What differentiates human beings from other animals is the level of consciousness. In other words, humans can express doubts and share them with others. “When we speak, we almost always convey a degree of confidence, subtly, through tone, intonation, or the words we use,” explains Hugo Mercier. If you assert something false with absolute certainty, you will be judged more harshly than if you express it cautiously,” the researcher explains. “These cognitive mechanisms have the ability to increase our ‘fitness’”, he says. “They allow us to make better decisions and integrate a social group more successfully.”  For a social species, that ability is far from insignificant!

 

 

Discomfort can be useful

According to Mercier, “another uniquely human characteristic is the need to appear consistent.” When faced with conflicting information, animals simply select the most plausible option. But as humans, we show a desire to align our positions with our past behaviors, to show others that we are rational. “We are constantly judged by others,”

 

Hugo Mercier points out, “so we try to maintain a ‘facade’ of consistency, in which our decisions and actions are in line with our beliefs.” This mechanism of social reinforcement can have indirect effects on our own beliefs. And that’s when we run into social differences. We know that men tend to express themselves with more assurance and confidence than women in most cultures, even when they have equal skills. 

 

But that’s not all. Contradiction is also a driving force behind evolution and knowledge. “Because the fear of being judged by other people creates discomfort, cognitive dissonance pushes us to correct our course or invent justifications to protect our reputation,” explains the researcher. In this sense, contradiction is useful, because it signals that we need to question ourselves in order to progress or adapt to the group. “From a scientific point of view, discoveries often arise from the apparent contradiction between data and theory,” underlines Mercier. It’s an uncomfortable phase, but it’s an opportunity to reassess, improve, and grow. 

 

 

The gendered weight of contradictions

Even though that cognitive mechanism is universal, people experience it in different ways. And for Johanna Luyssen, journalist and author, women are the primary targets of these paradoxical injunctions.

 

The myth of having it all

While society promotes success on all fronts, Johanna Luyssen highlights a stark disconnect between rhetoric and reality. “We have a society that claims it’s possible to work and have children, but does nothing to implement that work-life balance,” she observes.

 

Getting your work done and organizing childcare inevitably involves a certain amount of juggling. In France, there is no early childhood policy, workplace support or corporate involvement. “People are being asked to ‘boost the birth rate’ without receiving the provisions to do so,” the author points out. Contradictions then become traps: women are asked to perform well at work in a culture of presenteeism with meetings at 7 p.m., while managing a household. It’s no longer a cognitive choice, it’s a survival mechanism.

 

 

The responsibility of public authorities

The guilt women feel when they find it impossible to reconcile everything under those circumstances is therefore not a lack of self-confidence, but the product of insufficient political will and a failure on the part of companies to engage. “As long as people continue to believe that family life can be managed invisibly and at no cost, relying on women as a form of unpaid labor, we will continue to place an enormous burden of suffering and contradiction on them,” warns Johanna Luyssen.

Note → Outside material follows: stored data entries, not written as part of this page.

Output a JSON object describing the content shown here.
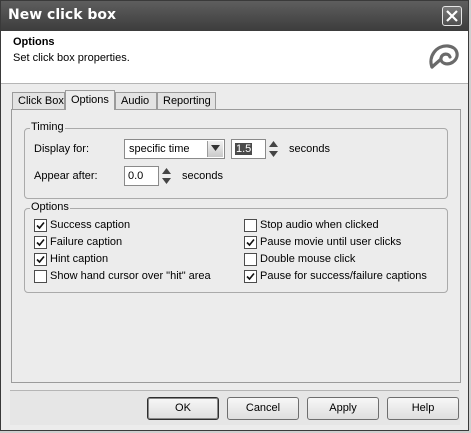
{
  "window": {
    "title": "New click box"
  },
  "header": {
    "title": "Options",
    "subtitle": "Set click box properties."
  },
  "tabs": [
    {
      "label": "Click Box",
      "active": false
    },
    {
      "label": "Options",
      "active": true
    },
    {
      "label": "Audio",
      "active": false
    },
    {
      "label": "Reporting",
      "active": false
    }
  ],
  "timing": {
    "group_label": "Timing",
    "display_for_label": "Display for:",
    "display_for_value": "specific time",
    "display_time_value": "1.5",
    "display_units": "seconds",
    "appear_after_label": "Appear after:",
    "appear_after_value": "0.0",
    "appear_units": "seconds"
  },
  "options": {
    "group_label": "Options",
    "items": [
      {
        "label": "Success caption",
        "checked": true
      },
      {
        "label": "Failure caption",
        "checked": true
      },
      {
        "label": "Hint caption",
        "checked": true
      },
      {
        "label": "Show hand cursor over \"hit\" area",
        "checked": false
      },
      {
        "label": "Stop audio when clicked",
        "checked": false
      },
      {
        "label": "Pause movie until user clicks",
        "checked": true
      },
      {
        "label": "Double mouse click",
        "checked": false
      },
      {
        "label": "Pause for success/failure captions",
        "checked": true
      }
    ]
  },
  "buttons": {
    "ok": "OK",
    "cancel": "Cancel",
    "apply": "Apply",
    "help": "Help"
  },
  "icons": {
    "close": "close-icon",
    "logo": "captivate-logo-icon",
    "dropdown": "chevron-down-icon",
    "check": "checkmark-icon"
  }
}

These inconsistencies cannot be resolved by individual will alone. It requires investment in family policies and wage equality. “Nothing we say will be of any use,” the specialist concludes. “We can tell ourselves that we should stop feeling guilty, but that simply isn’t true, we have no choice but to feel guilty.” One thing is certain: the paradox is no longer just in our heads, it is now at the very heart of the system.